Björnberg F, Lantz M, Gullberg U
Department of Medicine, University of Lund, Sweden.
Scand J Immunol. 1995 Oct;42(4):418-24. doi: 10.1111/j.1365-3083.1995.tb03675.x.
The proteolytic processing of the two TNF receptors (TNF-R55 and TNF-R75) into soluble forms was investigated in the myeloid cell lines U-937 and THP-1. Phorbol myristate acetate (PMA) rapidly stimulated release of soluble forms of both TNF-receptors. Incubations were made with PMA and protease inhibitors directed against different target protease groups. The serineprotease inhibitors TPCK and dichloroisocoumarin and the metalloprotease inhibitor 1,10-phenanthroline reduced PMA-induced release of both soluble receptor forms with about 60-70%. Furthermore, 1,10-phenanthroline also reduced PMA-induced down-regulation of TNF-receptors in both cell lines as judged by TNF-binding to cells. Reduced down-regulation and TNF-receptor shedding by 1,10-phenanthroline was reversed by Zn2+, indicating involvement of a Zn(2+)-dependent metalloprotease. Thus, both serine proteases and metalloproteases are involved in the processing of TNF-receptors.

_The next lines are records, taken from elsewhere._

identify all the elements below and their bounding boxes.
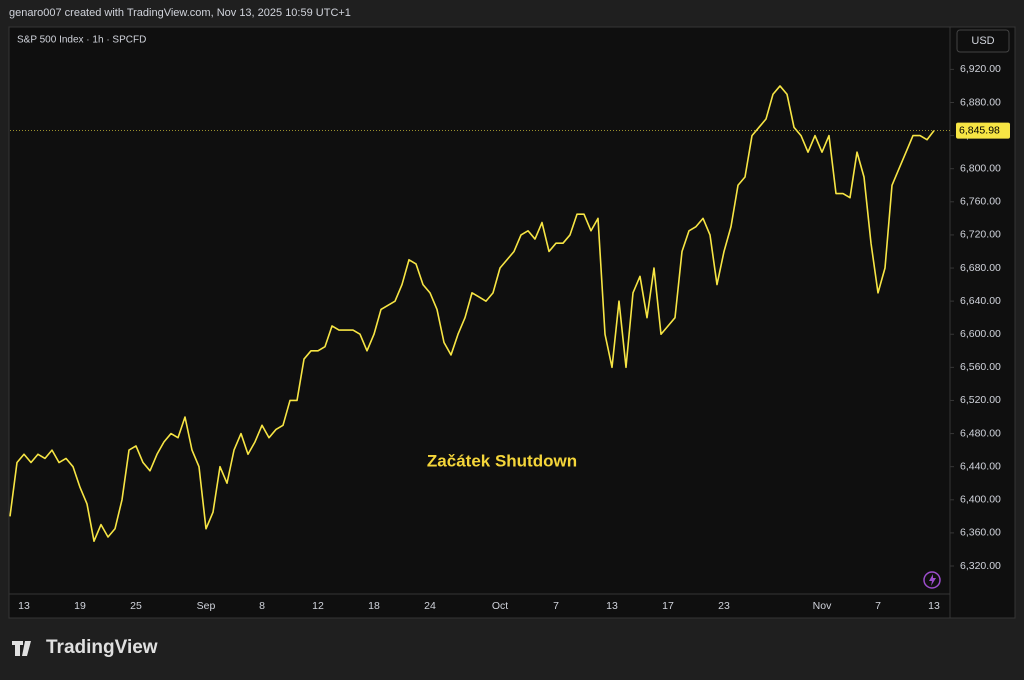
x-tick-label: 7 <box>875 600 881 612</box>
y-tick-label: 6,760.00 <box>960 196 1001 208</box>
y-tick-label: 6,920.00 <box>960 63 1001 75</box>
x-tick-label: 24 <box>424 600 436 612</box>
x-tick-label: 13 <box>928 600 940 612</box>
x-tick-label: 17 <box>662 600 674 612</box>
header: genaro007 created with TradingView.com, … <box>9 7 351 19</box>
y-tick-label: 6,480.00 <box>960 427 1001 439</box>
x-tick-label: 12 <box>312 600 324 612</box>
price-line <box>9 85 935 542</box>
y-tick-label: 6,360.00 <box>960 527 1001 539</box>
y-tick-label: 6,320.00 <box>960 560 1001 572</box>
y-tick-label: 6,800.00 <box>960 162 1001 174</box>
y-tick-label: 6,880.00 <box>960 96 1001 108</box>
y-tick-label: 6,520.00 <box>960 394 1001 406</box>
currency-box[interactable] <box>956 29 1010 53</box>
y-tick-label: 6,440.00 <box>960 460 1001 472</box>
alert-icon[interactable] <box>923 571 941 589</box>
y-tick-label: 6,400.00 <box>960 494 1001 506</box>
annotation: Začátek Shutdown <box>427 451 577 470</box>
alert-icon[interactable] <box>929 574 936 586</box>
brand-logo <box>12 641 31 656</box>
panel <box>8 26 1016 619</box>
x-tick-label: 25 <box>130 600 142 612</box>
y-tick-label: 6,720.00 <box>960 229 1001 241</box>
currency[interactable]: USD <box>971 35 994 47</box>
x-tick-label: 19 <box>74 600 86 612</box>
legend: S&P 500 Index · 1h · SPCFD <box>17 35 146 46</box>
x-tick-label: Sep <box>197 600 216 612</box>
x-tick-label: Nov <box>813 600 832 612</box>
x-tick-label: Oct <box>492 600 508 612</box>
x-tick-label: 13 <box>18 600 30 612</box>
y-tick-label: 6,600.00 <box>960 328 1001 340</box>
y-tick-label: 6,680.00 <box>960 262 1001 274</box>
last-price-badge <box>956 122 1010 139</box>
x-tick-label: 7 <box>553 600 559 612</box>
y-tick-label: 6,560.00 <box>960 361 1001 373</box>
x-tick-label: 8 <box>259 600 265 612</box>
x-tick-label: 13 <box>606 600 618 612</box>
brand: TradingView <box>46 637 158 658</box>
last-price-label: 6,845.98 <box>959 124 1000 136</box>
x-tick-label: 23 <box>718 600 730 612</box>
x-tick-label: 18 <box>368 600 380 612</box>
y-tick-label: 6,640.00 <box>960 295 1001 307</box>
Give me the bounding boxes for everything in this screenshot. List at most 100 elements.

在髓系细胞系U-937和THP-1中研究了两种肿瘤坏死因子受体(TNF-R55和TNF-R75)向可溶性形式的蛋白水解加工过程。佛波酯肉豆蔻酸酯乙酸酯(PMA)迅速刺激两种TNF受体可溶性形式的释放。用PMA和针对不同靶蛋白酶组的蛋白酶抑制剂进行孵育。丝氨酸蛋白酶抑制剂TPCK和二氯异香豆素以及金属蛋白酶抑制剂1,10-菲咯啉使PMA诱导的两种可溶性受体形式的释放减少约60-70%。此外,通过TNF与细胞的结合判断,1,10-菲咯啉还减少了PMA诱导的两种细胞系中TNF受体的下调。1,10-菲咯啉导致的下调减少和TNF受体脱落可被Zn2+逆转,表明涉及一种Zn(2+)依赖性金属蛋白酶。因此,丝氨酸蛋白酶和金属蛋白酶均参与TNF受体的加工过程。